King Guillaume [trailer], secondo lungometraggio di Pierre-François Martin-Laval, ex-Robin Hood, esce nelle sale belghe in nove copie. Florence Foresti, per il suo primo grande ruolo sul grande schermo, vi incarna, al fianco del regista, una giovane sognatrice il cui orizzonte si amplia quando apprende che suo marito ha ereditato in battaglia un regno sconosciuto. Il film è prodotto da Mact Productions (che ha recentemente coprodotto Private Lessons [trailer, film focus]) e Antoine de Clermont Tonnerre, da poco nominato presidente di Unifrance.
Les Films de l’Elysée propongono anche due film più modesti, distribuiti in due sale ciascuno. I fan del duo libanese formato da Joanna Hadjithomas e Khalil Joreige potranno trovare sugli schermi il loro nuovo film al limite tra fiction e documentario, Je veux voir [trailer], presentato a Un Certain Regard, con una sorprendente Catherine Deneuve immersa nel caos di un Libano lacerato dalla guerra del 2006. Il film è prodotto da Mille et une productions, così come Le Plaisir de chanter [trailer], terzo e ultimo film distribuito da Les Films de L’Elysée questa settimana.

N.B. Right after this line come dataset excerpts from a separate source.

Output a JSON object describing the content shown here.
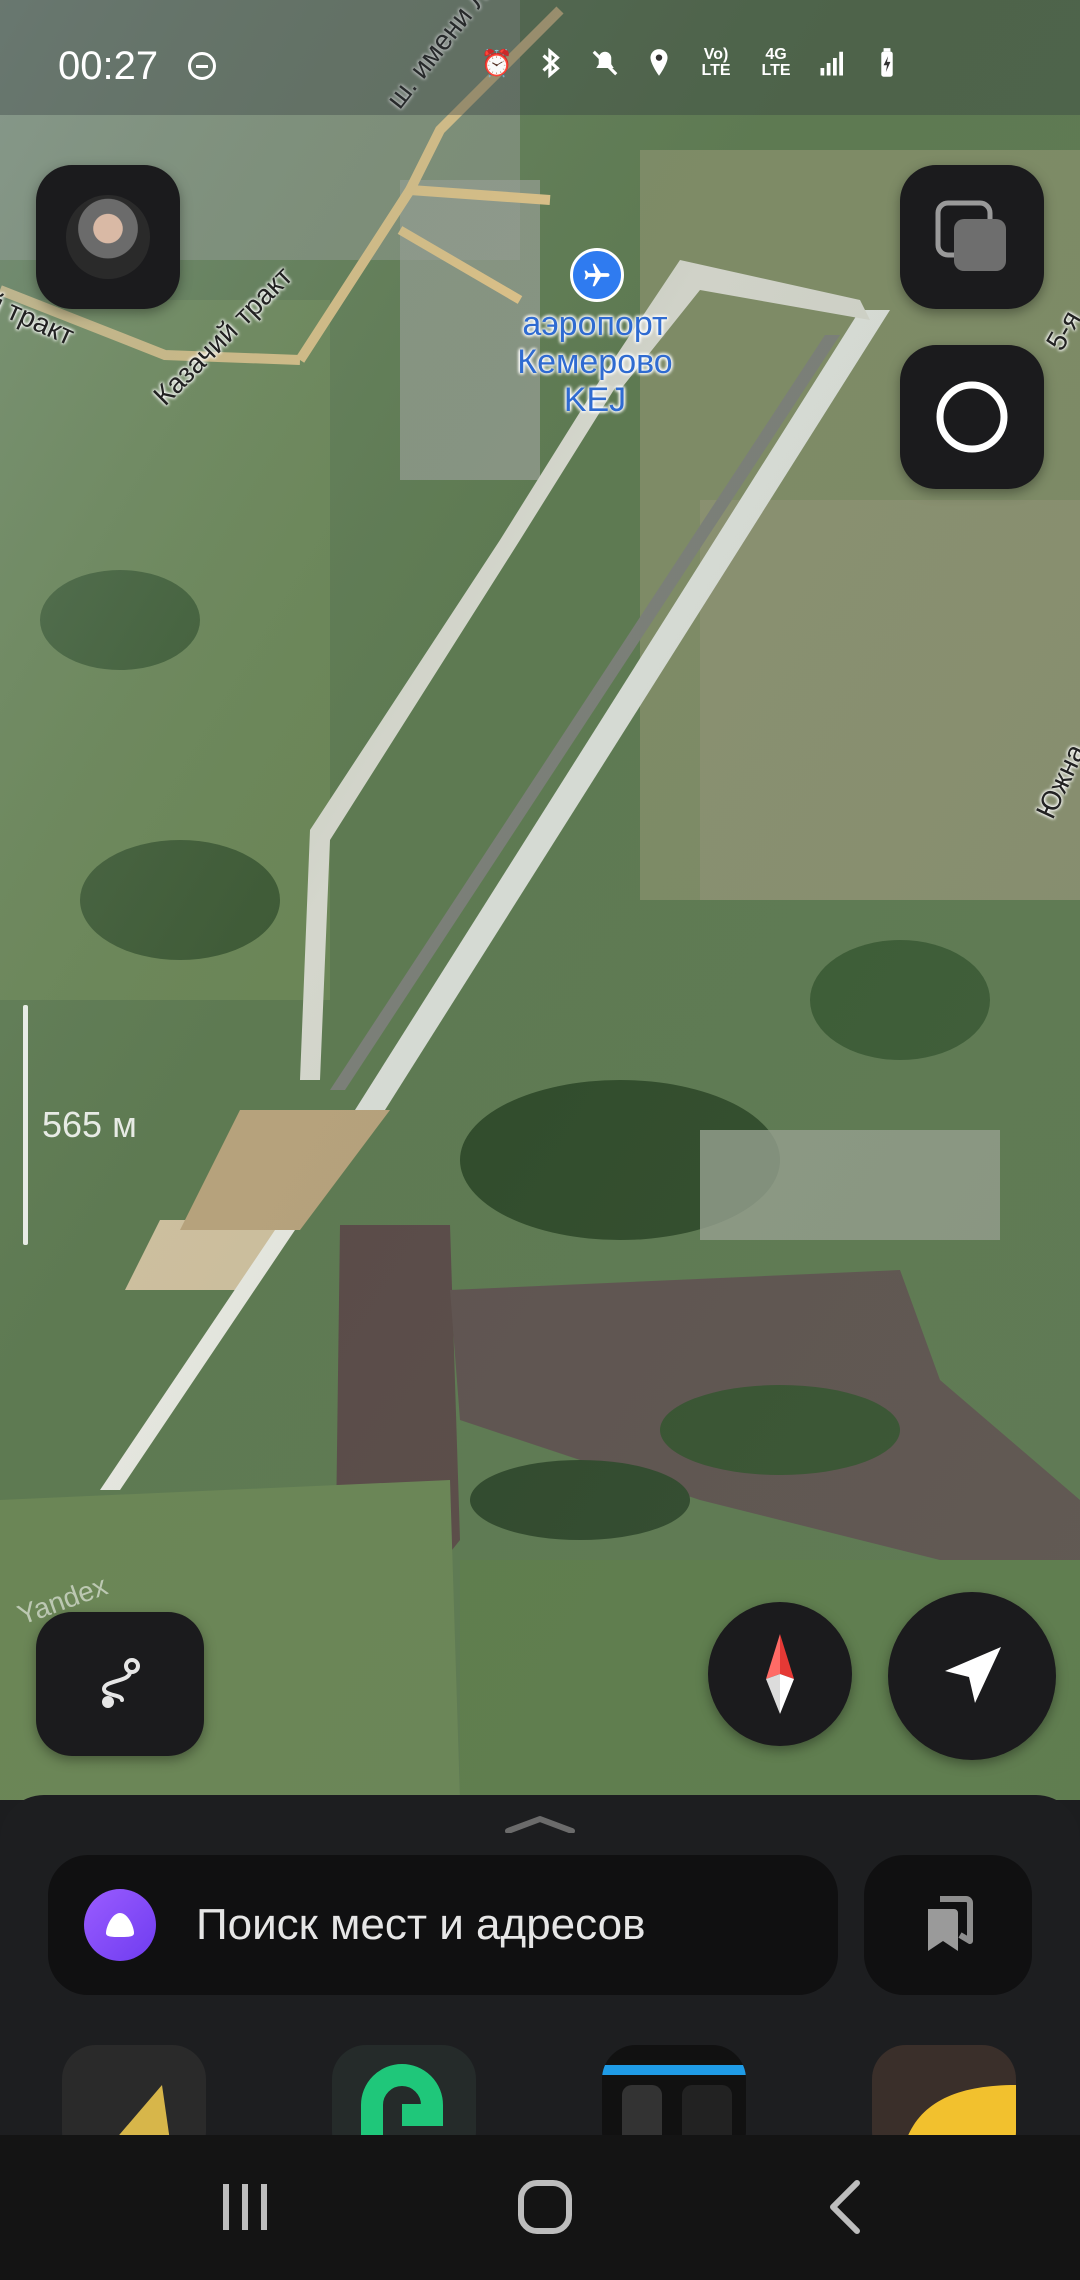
{
  "status": {
    "time": "00:27",
    "icons": [
      "dnd-icon",
      "alarm-icon",
      "bluetooth-icon",
      "mute-icon",
      "location-icon",
      "volte-icon",
      "4g-lte-icon",
      "signal-icon",
      "battery-icon"
    ],
    "volte_label": "Vo) LTE",
    "lte_label": "4G LTE"
  },
  "map": {
    "scale_label": "565 м",
    "airport_label": "аэропорт Кемерово KEJ",
    "airport_name_line1": "аэропорт",
    "airport_name_line2": "Кемерово",
    "airport_code": "KEJ",
    "roads": {
      "leonov": "ш. имени Леонова",
      "kazachiy_1": "Казачий тракт",
      "kazachiy_2": "й тракт",
      "right_top": "5-я",
      "right_mid": "Южна"
    },
    "watermark": "Yandex"
  },
  "search": {
    "placeholder": "Поиск мест и адресов"
  },
  "apps": [
    "navigator-app",
    "rideshare-app",
    "metro-app",
    "taxi-app"
  ],
  "nav": [
    "recents",
    "home",
    "back"
  ],
  "colors": {
    "accent": "#2f7bf0",
    "alice": "#7d48f5",
    "compass_red": "#e53935"
  }
}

Una commedia di Ilan Duran Cohen tra spionaggio, musica e anti-romanticismo, che riunisce un trio inedito (Lorànt Deutch, Marina Foïs e Jeanne Balibar) alle prese con improbabili agenti segreti e arie liriche.

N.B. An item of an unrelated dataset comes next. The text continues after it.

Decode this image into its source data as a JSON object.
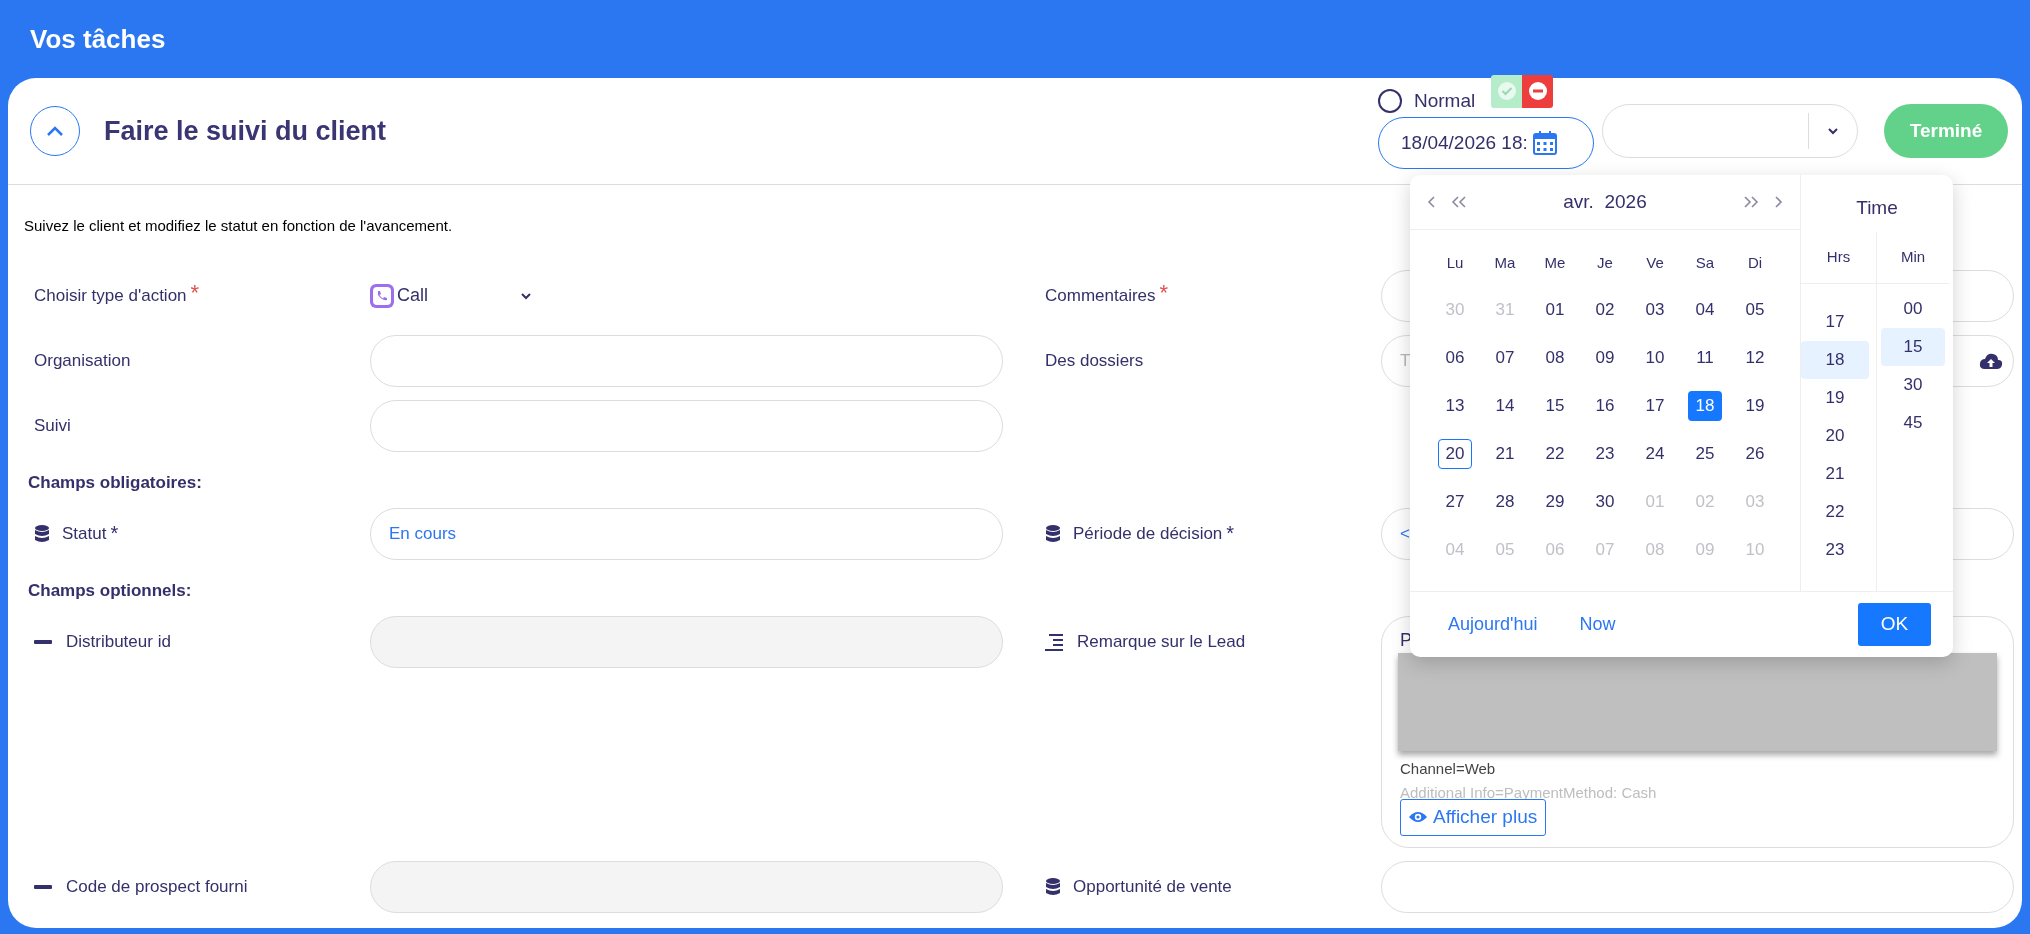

L'ultimo film europeo della settimana viene anch'esso dalla Francia. Lisa Azuelos resuscita Vic, l’eterna adolescente de Il tempo delle mele, oggi confrontata con la maternità e con una nuova generazione, quella degli SMS. Con LOL [trailer], lanciato in 14 sale da Alternative Films, Sophie Marceau torna dunque sugli schermi per la seconda volta dall'inizio dell'anno, dopo De l’autre côté du lit [trailer] uscito a gennaio.